Quand la mort de Chirac efface Macron et son « nouveau monde »
HOMMAGE
Comme un grand vent de nostalgie : les obsèques de Jacques Chirac ont amené le monde politico-médiatique à une étrange introspection collective. Quasiment tous les JT et les chaînes « tout info » ont célébré à cette occasion la France des années Chirac, sur le thème du « c’était mieux avant », le regard centré sur le rétroviseur. Une France à la recherche du temps perdu. L’heure était bien sûr aux hommages.
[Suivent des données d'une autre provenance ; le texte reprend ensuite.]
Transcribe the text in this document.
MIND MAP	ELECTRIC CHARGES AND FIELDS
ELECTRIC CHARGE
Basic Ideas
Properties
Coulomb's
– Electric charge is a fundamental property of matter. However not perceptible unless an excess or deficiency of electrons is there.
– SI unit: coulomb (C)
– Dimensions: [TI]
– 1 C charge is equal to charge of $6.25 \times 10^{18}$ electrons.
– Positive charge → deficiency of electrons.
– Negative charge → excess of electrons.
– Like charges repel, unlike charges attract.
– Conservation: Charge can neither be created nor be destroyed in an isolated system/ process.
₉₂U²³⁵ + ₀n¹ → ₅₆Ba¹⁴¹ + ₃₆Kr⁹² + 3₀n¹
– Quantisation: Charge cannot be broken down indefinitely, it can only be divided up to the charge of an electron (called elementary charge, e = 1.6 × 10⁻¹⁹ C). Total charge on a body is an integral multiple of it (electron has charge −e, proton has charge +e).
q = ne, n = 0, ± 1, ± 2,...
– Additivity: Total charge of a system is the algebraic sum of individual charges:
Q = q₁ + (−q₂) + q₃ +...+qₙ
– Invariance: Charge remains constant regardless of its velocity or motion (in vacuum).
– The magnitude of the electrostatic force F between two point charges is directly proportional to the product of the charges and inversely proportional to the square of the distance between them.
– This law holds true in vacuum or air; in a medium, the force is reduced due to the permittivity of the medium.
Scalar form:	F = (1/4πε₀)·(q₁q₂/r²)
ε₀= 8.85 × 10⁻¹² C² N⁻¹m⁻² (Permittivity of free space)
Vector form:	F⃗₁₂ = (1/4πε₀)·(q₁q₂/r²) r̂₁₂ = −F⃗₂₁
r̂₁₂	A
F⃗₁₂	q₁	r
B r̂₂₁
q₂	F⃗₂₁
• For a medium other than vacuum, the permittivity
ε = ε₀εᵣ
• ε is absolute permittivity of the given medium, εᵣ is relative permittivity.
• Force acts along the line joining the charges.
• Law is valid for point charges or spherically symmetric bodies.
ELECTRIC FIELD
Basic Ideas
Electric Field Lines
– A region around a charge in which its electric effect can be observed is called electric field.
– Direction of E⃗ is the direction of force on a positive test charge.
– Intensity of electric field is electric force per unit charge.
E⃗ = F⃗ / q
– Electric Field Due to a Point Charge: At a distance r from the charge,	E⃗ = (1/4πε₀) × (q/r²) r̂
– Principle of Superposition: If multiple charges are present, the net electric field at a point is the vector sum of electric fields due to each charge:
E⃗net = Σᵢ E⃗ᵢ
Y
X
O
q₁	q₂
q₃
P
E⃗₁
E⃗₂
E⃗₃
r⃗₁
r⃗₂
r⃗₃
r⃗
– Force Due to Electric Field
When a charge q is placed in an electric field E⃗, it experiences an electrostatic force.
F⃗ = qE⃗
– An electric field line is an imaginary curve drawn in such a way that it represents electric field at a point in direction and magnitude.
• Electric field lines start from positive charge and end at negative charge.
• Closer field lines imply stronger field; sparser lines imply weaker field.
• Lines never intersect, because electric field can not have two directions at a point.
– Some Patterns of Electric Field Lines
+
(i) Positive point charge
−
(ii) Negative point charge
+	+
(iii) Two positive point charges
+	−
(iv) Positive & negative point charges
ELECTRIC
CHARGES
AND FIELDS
Exercice obligé qui gomme forcément les insuffisances, voire les turpitudes de ce qu’a pu être le règne de Jacques Chirac. Ici ou là, pourtant, certains ont osé les critiques, les uns raillant l’immobilisme de ces années-là, les autres célébrant le grand mouvement social de 1995. Alain Juppé, Premier ministre, affirmait vouloir rester « droit dans ses bottes ». Avec le temps, comme une douce ironie historique, la nostalgie a gommé ces antagonismes. Chirac, l’homme de la dissolution et du référendum, est aujourd’hui célébré comme « un homme qui aimait les gens ». Un constat répété par ses fidèles comme par ses anciens adversaires.
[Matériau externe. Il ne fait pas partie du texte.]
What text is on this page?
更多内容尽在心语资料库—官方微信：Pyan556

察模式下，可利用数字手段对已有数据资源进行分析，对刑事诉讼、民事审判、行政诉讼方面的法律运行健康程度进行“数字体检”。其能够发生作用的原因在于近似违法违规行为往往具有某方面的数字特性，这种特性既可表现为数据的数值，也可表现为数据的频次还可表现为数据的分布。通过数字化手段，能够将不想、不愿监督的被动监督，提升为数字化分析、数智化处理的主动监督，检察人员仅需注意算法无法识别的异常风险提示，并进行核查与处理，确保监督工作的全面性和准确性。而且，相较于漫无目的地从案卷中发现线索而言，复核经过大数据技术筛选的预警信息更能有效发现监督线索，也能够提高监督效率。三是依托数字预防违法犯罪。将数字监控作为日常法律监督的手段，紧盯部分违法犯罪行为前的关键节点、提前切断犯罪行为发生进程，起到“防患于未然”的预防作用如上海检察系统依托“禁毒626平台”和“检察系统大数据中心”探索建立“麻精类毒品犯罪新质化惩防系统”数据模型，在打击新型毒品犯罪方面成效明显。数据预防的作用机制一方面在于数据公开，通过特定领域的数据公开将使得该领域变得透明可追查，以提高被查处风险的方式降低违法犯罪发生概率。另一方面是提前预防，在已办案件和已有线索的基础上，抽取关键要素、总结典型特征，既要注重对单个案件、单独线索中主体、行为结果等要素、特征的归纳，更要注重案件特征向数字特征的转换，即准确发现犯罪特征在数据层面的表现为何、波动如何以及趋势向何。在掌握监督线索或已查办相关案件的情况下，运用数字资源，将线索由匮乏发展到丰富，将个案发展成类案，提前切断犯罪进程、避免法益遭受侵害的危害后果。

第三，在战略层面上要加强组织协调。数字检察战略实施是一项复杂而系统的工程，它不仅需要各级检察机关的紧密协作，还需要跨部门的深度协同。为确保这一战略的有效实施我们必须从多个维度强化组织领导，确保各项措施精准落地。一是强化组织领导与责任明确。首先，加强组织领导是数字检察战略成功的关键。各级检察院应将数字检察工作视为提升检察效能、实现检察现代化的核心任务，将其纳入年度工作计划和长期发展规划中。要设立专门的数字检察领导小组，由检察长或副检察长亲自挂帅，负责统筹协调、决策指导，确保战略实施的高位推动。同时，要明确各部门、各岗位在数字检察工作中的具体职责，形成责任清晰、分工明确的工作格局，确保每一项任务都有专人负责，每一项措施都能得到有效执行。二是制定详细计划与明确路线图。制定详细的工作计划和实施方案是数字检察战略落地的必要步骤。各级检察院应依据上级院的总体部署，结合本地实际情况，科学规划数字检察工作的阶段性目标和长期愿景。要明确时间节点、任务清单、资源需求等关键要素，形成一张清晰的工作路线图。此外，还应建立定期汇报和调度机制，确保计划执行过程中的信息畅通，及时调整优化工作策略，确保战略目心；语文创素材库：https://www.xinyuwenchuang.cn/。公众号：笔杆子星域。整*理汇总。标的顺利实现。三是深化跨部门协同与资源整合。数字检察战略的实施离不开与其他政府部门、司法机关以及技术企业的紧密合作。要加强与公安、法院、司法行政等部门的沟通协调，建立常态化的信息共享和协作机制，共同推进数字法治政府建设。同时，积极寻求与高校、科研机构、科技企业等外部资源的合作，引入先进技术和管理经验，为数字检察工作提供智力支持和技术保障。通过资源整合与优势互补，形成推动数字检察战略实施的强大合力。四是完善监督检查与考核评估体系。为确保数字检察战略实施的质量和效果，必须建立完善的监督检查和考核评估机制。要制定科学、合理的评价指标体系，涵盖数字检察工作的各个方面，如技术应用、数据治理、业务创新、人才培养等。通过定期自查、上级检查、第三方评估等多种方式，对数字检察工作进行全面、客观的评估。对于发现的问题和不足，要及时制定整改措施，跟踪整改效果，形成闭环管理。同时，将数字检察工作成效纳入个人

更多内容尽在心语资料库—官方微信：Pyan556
C’est là que les images s’entrechoquent pour le nouveau pouvoir. Avec une première intrusion du monde réel : une figure des « gilets jaunes » profite ainsi des registres de doléances installés pour l’occasion à l’Élysée pour oser s’adresser directement à Emmanuel Macron. Alors, derrière la nostalgie revendiquée, on sent poindre une critique de la gouvernance du « nouveau monde » . Et la comparaison est cruelle pour un pouvoir tétanisé il y a encore peu par de multiples accès de colère et de mobilisations à travers tout le pays.
À l’Élysée, le jeune président en est bien conscient : « La politique, c’est un geste » , avait-il confié au documentariste Bertrand Delais au cours de sa campagne fulgurante. Macron sait qu’en politique seules les images restent. Toujours à la recherche de légitimité « verticale » , cet adepte de la monarchie républicaine aurait aimé réactiver la célèbre formule « Le roi est mort, vive le roi!! » Las, c’était compter sans la famille de l’ancien président…
Car dans les coulisses, Claude Chirac est à la manoeuvre. Avec habileté, la fille de l’ancien président, met très vite à distance l’Élysée, malgré l’envie d’Emmanuel Macron de s’emparer de « l’événement ». « Les tensions ont été réelles » , nous confie un initié. Rompu aux choses de la communication, cette gardienne du temple impose une cérémonie intime, mais d’autres éléments illustrent sa volonté d’opposer une frontière symbolique au pouvoir actuel. Dans la cour des Invalides, Macron restera seul face au cercueil d’un président qu’il n’a finalement pas connu. Ce jour-là, le chef de l’État ne prononcera aucun discours. D’ailleurs, son nom n’est même pas évoqué dans le communiqué de l’archevêché pour annoncer la cérémonie solennelle à Saint-Sulpice.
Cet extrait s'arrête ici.